Recordó al señor al que juró lealtad.

 

– Hihi, ¿qué es esto? ¿Los bloques de hielo se mueven?

 

Oculta dentro de su risa tan clara como el hielo había una oscuridad insondable. Eilles recordó el terror y el éxtasis que había sentido al enfrentarse a esa oscuridad.

 

Es el verdadero maestro de la Tríada».

 

El corazón de Eilles latió rápidamente. El día del Apocalipsis, la humanidad llegaría a su fin y nacerían los nuevos maestros de la Tríada. Uno de sus maestros sería el Frostborn.

 

Y los insectos que han invadido el templo deben ser erradicados para preparar ese día».

 

Los ojos de Eilles brillaron con frialdad. Miró a sus vasallos que se inclinaban de rodillas y ordenó: «Envía a los guardias inm-»

 

«¡Yo! ¡Iré, Padre!»

 

«…»

 

Eilles se quedó mirando a Arianne, con los ojos brillantes, en silencio.
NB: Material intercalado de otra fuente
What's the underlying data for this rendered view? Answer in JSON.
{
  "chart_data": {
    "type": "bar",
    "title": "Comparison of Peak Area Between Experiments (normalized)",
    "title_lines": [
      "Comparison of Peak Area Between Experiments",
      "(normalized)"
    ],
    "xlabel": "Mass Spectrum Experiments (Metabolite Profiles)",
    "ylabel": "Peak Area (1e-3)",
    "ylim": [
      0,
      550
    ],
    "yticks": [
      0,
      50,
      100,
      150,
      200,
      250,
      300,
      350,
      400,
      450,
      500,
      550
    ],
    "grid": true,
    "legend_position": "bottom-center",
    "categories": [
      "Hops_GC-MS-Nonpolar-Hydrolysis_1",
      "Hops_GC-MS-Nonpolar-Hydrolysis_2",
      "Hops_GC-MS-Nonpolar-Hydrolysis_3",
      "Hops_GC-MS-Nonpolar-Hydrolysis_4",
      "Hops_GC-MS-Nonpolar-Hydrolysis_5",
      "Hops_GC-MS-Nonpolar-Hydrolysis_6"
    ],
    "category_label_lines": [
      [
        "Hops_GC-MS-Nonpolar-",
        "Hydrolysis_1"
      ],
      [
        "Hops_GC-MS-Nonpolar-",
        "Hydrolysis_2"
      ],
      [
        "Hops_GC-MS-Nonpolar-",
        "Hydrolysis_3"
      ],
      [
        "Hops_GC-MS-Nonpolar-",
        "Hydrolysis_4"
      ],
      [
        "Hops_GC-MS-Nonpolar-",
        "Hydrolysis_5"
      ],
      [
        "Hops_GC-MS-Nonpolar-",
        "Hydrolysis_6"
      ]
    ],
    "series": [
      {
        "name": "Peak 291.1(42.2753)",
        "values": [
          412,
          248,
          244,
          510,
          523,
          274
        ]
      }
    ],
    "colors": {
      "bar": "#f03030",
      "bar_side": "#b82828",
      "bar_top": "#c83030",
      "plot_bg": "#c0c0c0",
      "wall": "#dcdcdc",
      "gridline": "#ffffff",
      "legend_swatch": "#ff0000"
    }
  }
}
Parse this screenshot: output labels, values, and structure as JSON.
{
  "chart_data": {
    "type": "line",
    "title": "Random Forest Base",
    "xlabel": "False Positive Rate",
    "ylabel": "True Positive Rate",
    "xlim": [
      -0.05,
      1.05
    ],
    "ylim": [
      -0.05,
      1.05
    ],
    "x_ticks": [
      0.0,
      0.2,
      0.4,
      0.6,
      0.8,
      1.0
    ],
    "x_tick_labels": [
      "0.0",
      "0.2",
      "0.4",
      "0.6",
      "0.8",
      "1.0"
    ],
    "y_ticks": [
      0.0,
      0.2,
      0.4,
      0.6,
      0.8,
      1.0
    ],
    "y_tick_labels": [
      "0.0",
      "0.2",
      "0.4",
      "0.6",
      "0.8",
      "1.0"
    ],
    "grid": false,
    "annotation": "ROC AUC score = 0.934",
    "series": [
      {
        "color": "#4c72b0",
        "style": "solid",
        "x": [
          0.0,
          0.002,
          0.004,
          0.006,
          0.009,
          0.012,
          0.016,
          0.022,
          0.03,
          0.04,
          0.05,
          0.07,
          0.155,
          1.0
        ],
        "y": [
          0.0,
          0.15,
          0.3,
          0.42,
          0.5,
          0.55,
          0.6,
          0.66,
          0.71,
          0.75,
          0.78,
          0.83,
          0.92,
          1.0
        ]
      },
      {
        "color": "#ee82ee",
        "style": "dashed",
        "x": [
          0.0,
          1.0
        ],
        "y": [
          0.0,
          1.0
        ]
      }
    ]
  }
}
Sabía que su hija no podía ser detenida una vez que se proponía algo.

 

«Haaa», suspiró y luego asintió.

 

«¡Yahoo!» Arianne dio una palmada. «Ah, claro, ¿me prestas tu espada, padre?».

 

«Hmm.»

 

«Bueno, así estaría más segura».

 

Eilles dio un golpecito en su trono y se levantó.

 

¡Crack!

 

Su trono de hielo se transformó lentamente en una espada envuelta en escarcha blanca. Estaba impregnada del poder de la Reina Escarcha, la soberana de los Frostborn de antaño.

 

«Ten cuidado con ella.»

 

«¡Está bien!»

 

Arianne aceptó la espada con una sonrisa.

 

El vasallo inclinado comentó con cautela: «Um … No creo que sea prudente que Su Alteza se una a la b-»

 

¡Cuchillada!

 

Arianne blandió la Espada de Escarcha, decapitando al vasallo inclinado. La sangre blanca salpicó todo el lugar.

 

«¿Cómo te atreves a correr tu sucia boca sin permiso?» Arianne dijo en un tono brutal que no había utilizado al hablar con Eilles. Ella entonces comenzó a tararear y a trotar. «Hihi, ¿Cuánto hace que no me suelto~?»

 

Giró como si se lo estuviera pasando en grande.

 

«Haaa». Eilles suspiró profundamente mientras miraba a su hija bailar con una sonrisa enloquecida. «Sólo te dije que tuvieras cuidado con ella». Frunció el ceño contrariado y comentó: «No lo manches con la sangre de la inmundicia».

 

Eilles chasqueó los dedos y el vasallo se convirtió en fragmentos de hielo y desapareció.

 

«Jeje. Sí, padre».

 

Arianne sonrió alegremente mientras abrazaba la Espada de Escarcha.